Everything Everywhere All At Once (15)
Directed by Daniel Kwan and Daniel Scheinert

 

IT ISN’T the easiest of titles to remember, but you won’t forget this psychedelic, mind-blowingly bonkers sci-fi adventure with hidden social and philosophical depths. An exhausted middle-aged Chinese-American immigrant battles a family drama, tries to keep her laundrette business afloat along with her marriage and tackles generational divides while being propelled through multidimensional universes (Marvel, watch and learn) in order to save the world. Or it’s just about a woman trying to do her taxes while being hounded by an officious jobs-worth of an IRS agent (played brilliantly by Jamie Lee Curtis).

It’s all of those things and so much more, but equally difficult to quantify and categorise — one of the most ingenious, innovative and surprising films in a very long time; it is also funny and terribly moving while proving an endless visual assault on the senses, tricky to keep up with at times.

Written and directed by Daniel Kwan and Daniel Scheinert — known as “the Daniels” apparently — it stars the tour de force that is Michelle Yeoh as the long-suffering Evelyn Wang, the reluctant saviour who travels through past lives (including one where she has long sausage fingers) she might have led in order to obtain the skill set (including killer martial arts techniques) to save everyone from an evil force which has taken over her lesbian daughter Joy (Stephanie Hsu).

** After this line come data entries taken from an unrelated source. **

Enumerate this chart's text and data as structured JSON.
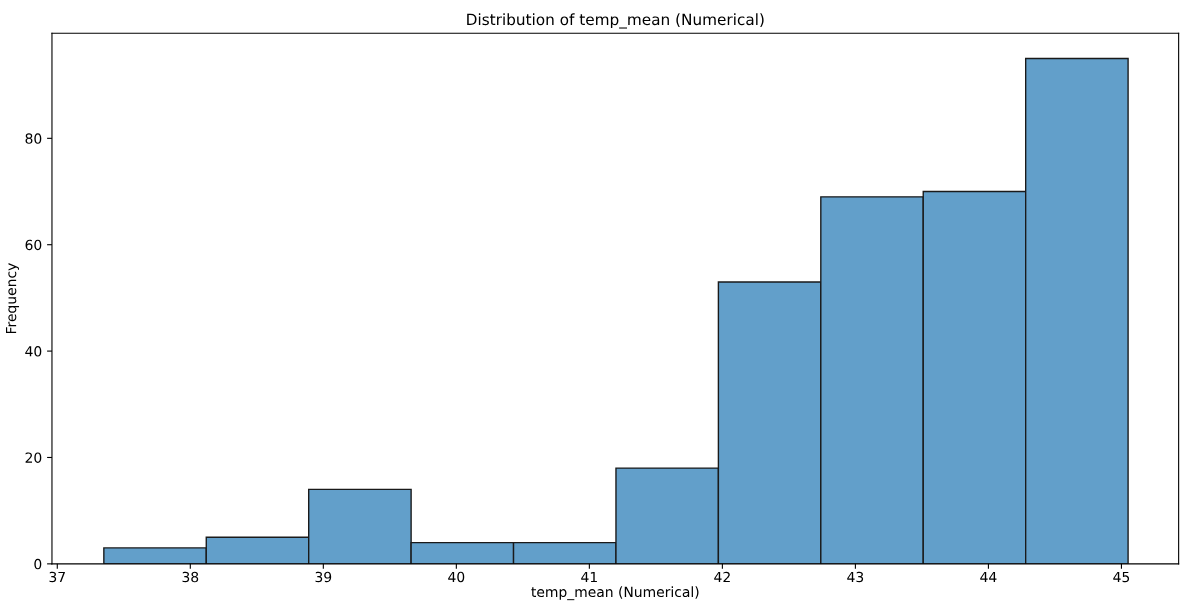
{
  "chart_data": {
    "type": "histogram",
    "title": "Distribution of temp_mean (Numerical)",
    "xlabel": "temp_mean (Numerical)",
    "ylabel": "Frequency",
    "bins": [
      37.35,
      38.12,
      38.89,
      39.66,
      40.43,
      41.2,
      41.97,
      42.74,
      43.51,
      44.28,
      45.05
    ],
    "values": [
      3,
      5,
      14,
      4,
      4,
      18,
      53,
      69,
      70,
      95
    ],
    "color": "#629fca",
    "xlim": [
      36.96,
      45.43
    ],
    "xticks": [
      37,
      38,
      39,
      40,
      41,
      42,
      43,
      44,
      45
    ],
    "ylim": [
      0,
      99.75
    ],
    "yticks": [
      0,
      20,
      40,
      60,
      80
    ],
    "grid": false,
    "legend": false
  }
}
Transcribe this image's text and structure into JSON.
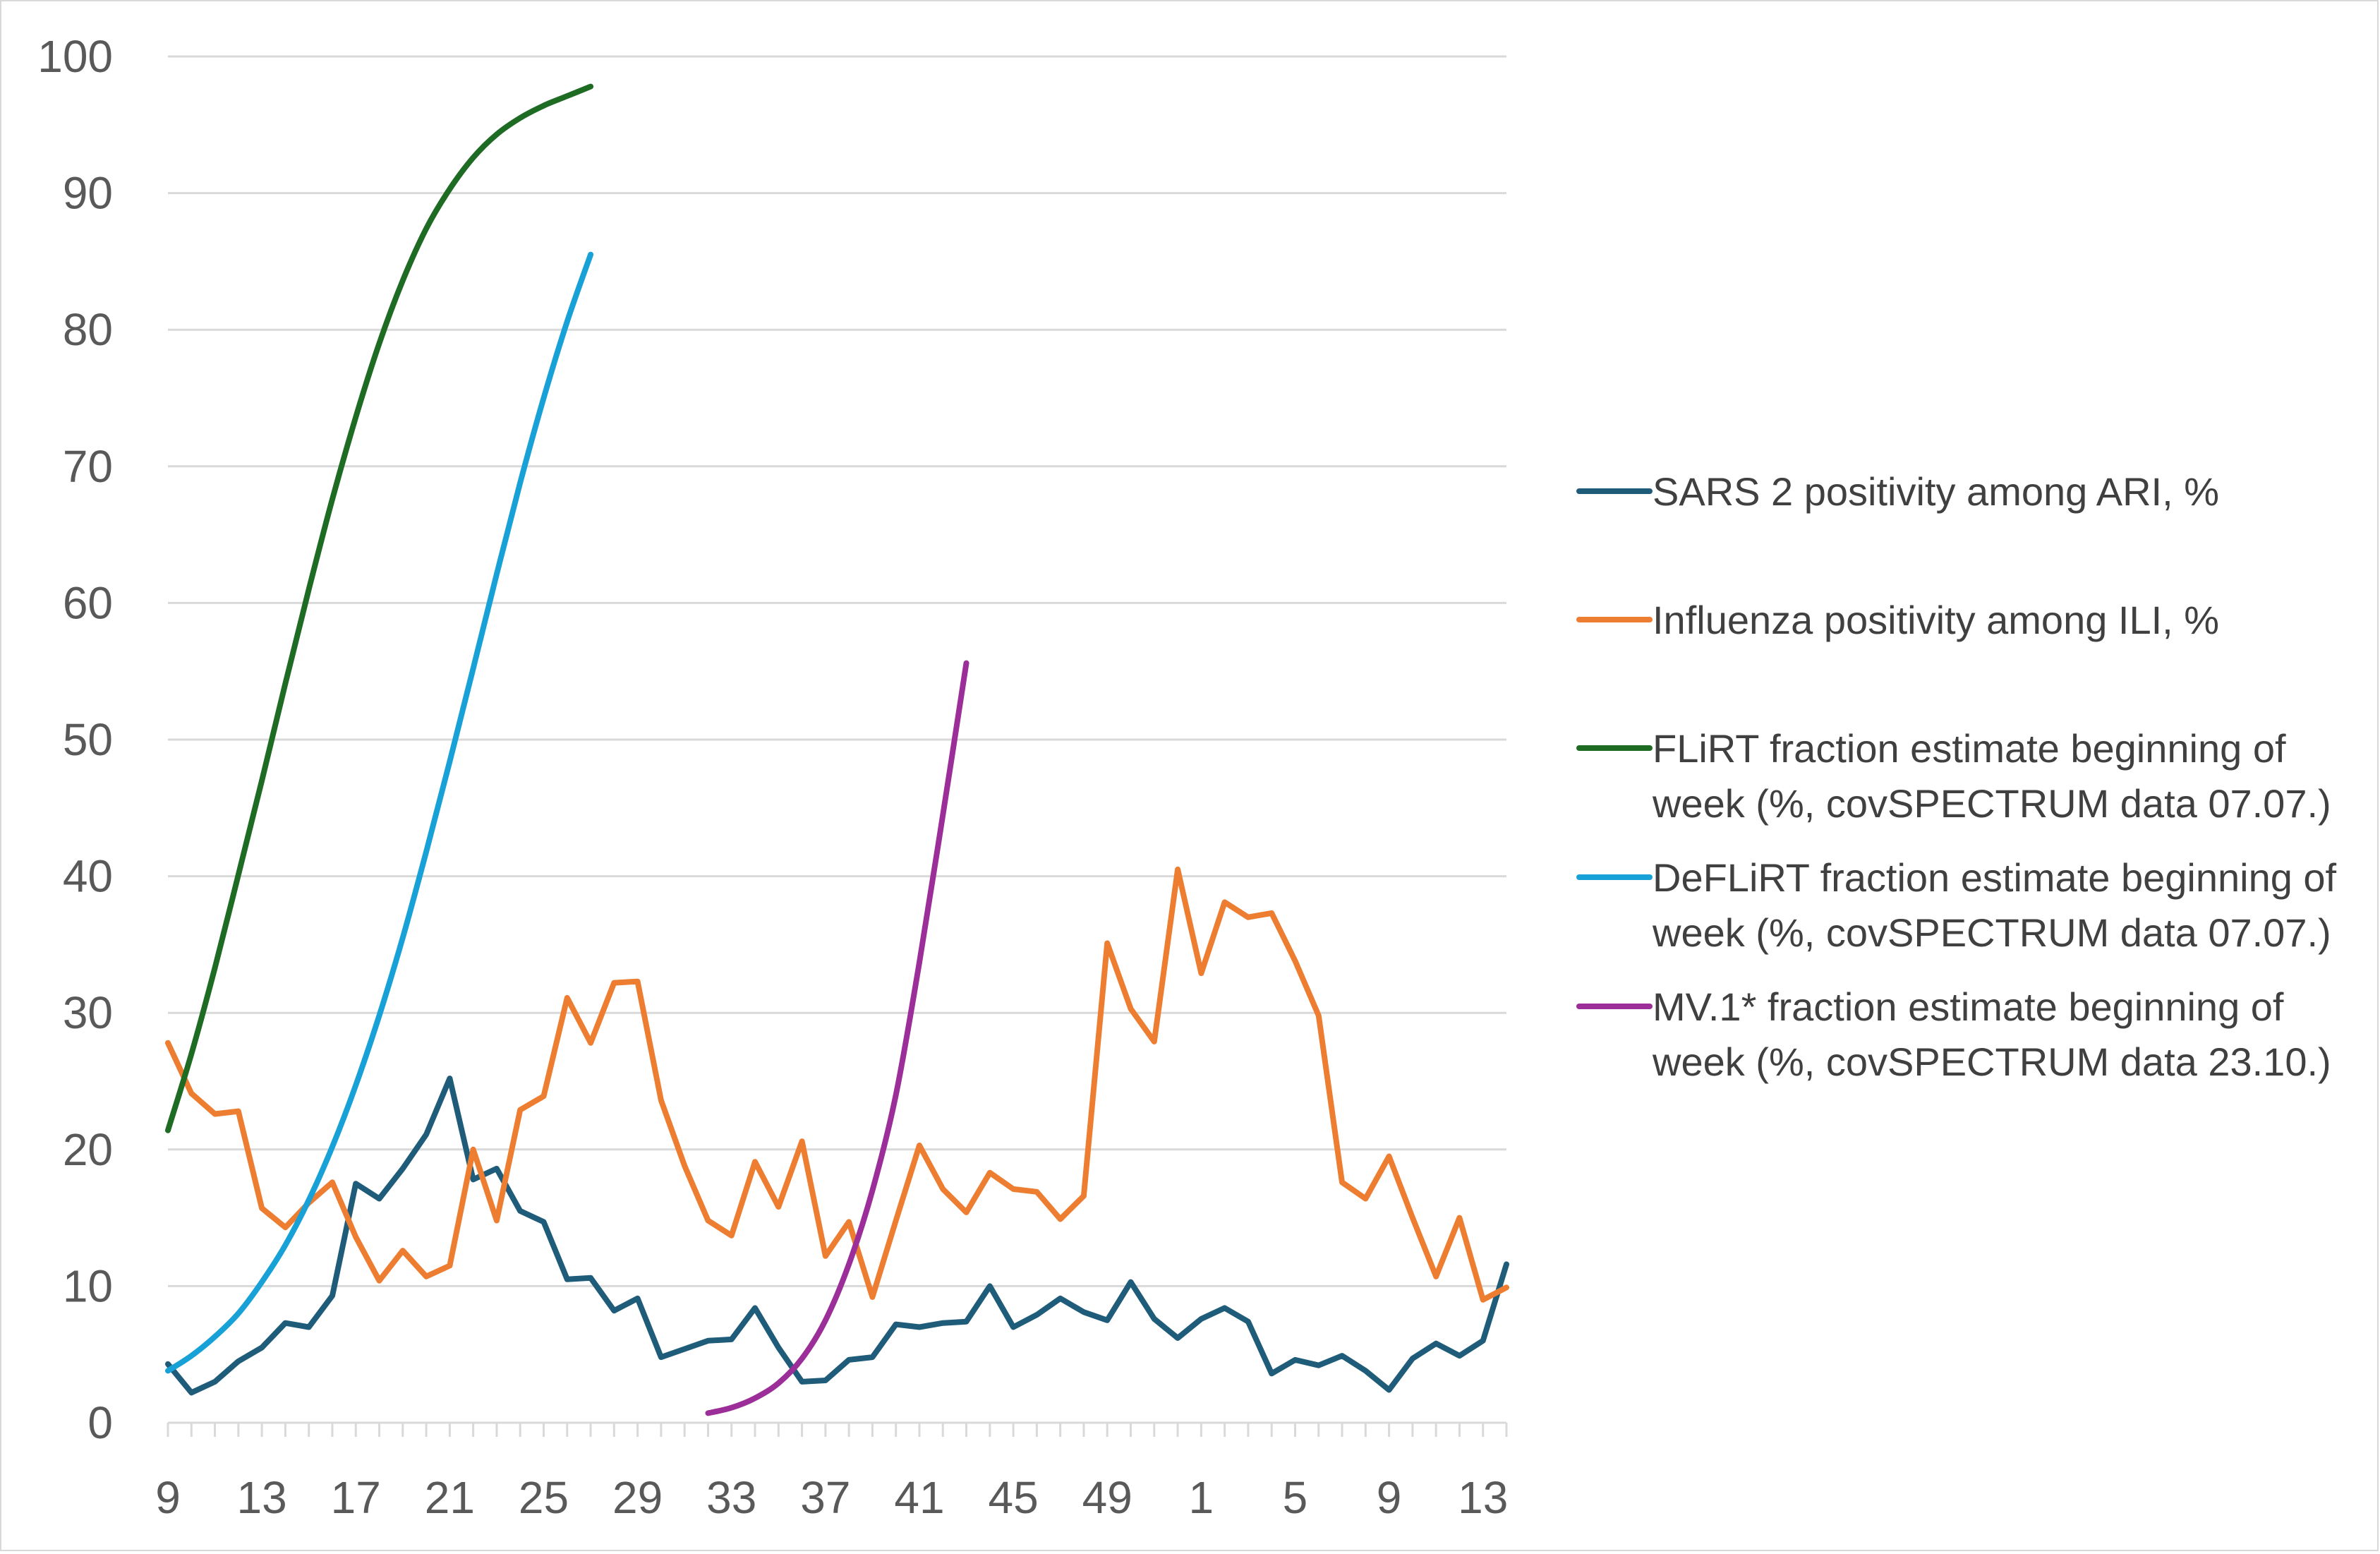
{
  "chart_data": {
    "type": "line",
    "title": "",
    "xlabel": "",
    "ylabel": "",
    "ylim": [
      0,
      100
    ],
    "yticks": [
      0,
      10,
      20,
      30,
      40,
      50,
      60,
      70,
      80,
      90,
      100
    ],
    "grid": "horizontal",
    "legend_position": "right",
    "x_tick_labels": [
      "9",
      "13",
      "17",
      "21",
      "25",
      "29",
      "33",
      "37",
      "41",
      "45",
      "49",
      "1",
      "5",
      "9",
      "13"
    ],
    "x_week_numbers": [
      9,
      10,
      11,
      12,
      13,
      14,
      15,
      16,
      17,
      18,
      19,
      20,
      21,
      22,
      23,
      24,
      25,
      26,
      27,
      28,
      29,
      30,
      31,
      32,
      33,
      34,
      35,
      36,
      37,
      38,
      39,
      40,
      41,
      42,
      43,
      44,
      45,
      46,
      47,
      48,
      49,
      50,
      51,
      52,
      1,
      2,
      3,
      4,
      5,
      6,
      7,
      8,
      9,
      10,
      11,
      12,
      13,
      14
    ],
    "series": [
      {
        "name": "SARS 2 positivity among ARI, %",
        "color": "#1f5c7a",
        "start_index": 0,
        "values": [
          4.3,
          2.2,
          3.0,
          4.5,
          5.5,
          7.3,
          7.0,
          9.3,
          17.5,
          16.4,
          18.6,
          21.1,
          25.2,
          17.8,
          18.6,
          15.5,
          14.7,
          10.5,
          10.6,
          8.2,
          9.1,
          4.8,
          5.4,
          6.0,
          6.1,
          8.4,
          5.5,
          3.0,
          3.1,
          4.6,
          4.8,
          7.2,
          7.0,
          7.3,
          7.4,
          10.0,
          7.0,
          7.9,
          9.1,
          8.1,
          7.5,
          10.3,
          7.6,
          6.2,
          7.6,
          8.4,
          7.4,
          3.6,
          4.6,
          4.2,
          4.9,
          3.8,
          2.4,
          4.7,
          5.8,
          4.9,
          6.0,
          11.6
        ]
      },
      {
        "name": "Influenza positivity among ILI, %",
        "color": "#ed7d31",
        "start_index": 0,
        "values": [
          27.8,
          24.1,
          22.6,
          22.8,
          15.7,
          14.3,
          16.1,
          17.6,
          13.6,
          10.4,
          12.6,
          10.7,
          11.5,
          20.0,
          14.8,
          22.9,
          23.9,
          31.1,
          27.8,
          32.2,
          32.3,
          23.6,
          18.8,
          14.8,
          13.7,
          19.1,
          15.8,
          20.6,
          12.2,
          14.7,
          9.2,
          14.8,
          20.3,
          17.1,
          15.4,
          18.3,
          17.1,
          16.9,
          14.9,
          16.6,
          35.1,
          30.3,
          27.9,
          40.5,
          32.9,
          38.1,
          37.0,
          37.3,
          33.8,
          29.8,
          17.6,
          16.4,
          19.5,
          15.0,
          10.7,
          15.0,
          9.0,
          9.9
        ]
      },
      {
        "name": "FLiRT fraction estimate beginning of week (%, covSPECTRUM data 07.07.)",
        "color": "#1e6b24",
        "start_index": 0,
        "values": [
          21.4,
          27.0,
          33.3,
          40.1,
          47.0,
          54.1,
          61.0,
          67.6,
          73.6,
          79.0,
          83.6,
          87.4,
          90.3,
          92.6,
          94.3,
          95.5,
          96.4,
          97.1,
          97.8
        ]
      },
      {
        "name": "DeFLiRT fraction estimate beginning of week (%, covSPECTRUM data 07.07.)",
        "color": "#18a1d6",
        "start_index": 0,
        "values": [
          3.8,
          4.9,
          6.3,
          8.0,
          10.3,
          13.0,
          16.3,
          20.2,
          24.7,
          29.8,
          35.5,
          41.8,
          48.4,
          55.2,
          62.1,
          68.8,
          75.0,
          80.6,
          85.5
        ]
      },
      {
        "name": "MV.1* fraction estimate beginning of week (%, covSPECTRUM data 23.10.)",
        "color": "#9b2e98",
        "start_index": 23,
        "values": [
          0.7,
          1.1,
          1.8,
          2.9,
          4.7,
          7.5,
          11.6,
          17.0,
          24.0,
          33.7,
          44.5,
          55.6
        ]
      }
    ]
  }
}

At the same time about to be served divorce papers by her husband (Ke Huy Quan from Indiana Jones and the Temple of Doom), she reflects on the rich and successful worry-free life she could have led if she hadn’t married at a young age.

Yeoh is truly amazing in a role, which shows off all her extraordinary acting abilities, both comic and dramatic, with kick-ass kung fu moves to boot. She is a class act as this immigrant woman facing a mid-life crisis (or not) as she desperately tries to juggle numerous balls and keep her head above water while getting no help from her family.

Exquisitely acted, this is an insane, multilayered film which will keep you guessing until the very end but, which needs to be seen on the big screen, possibly more than once.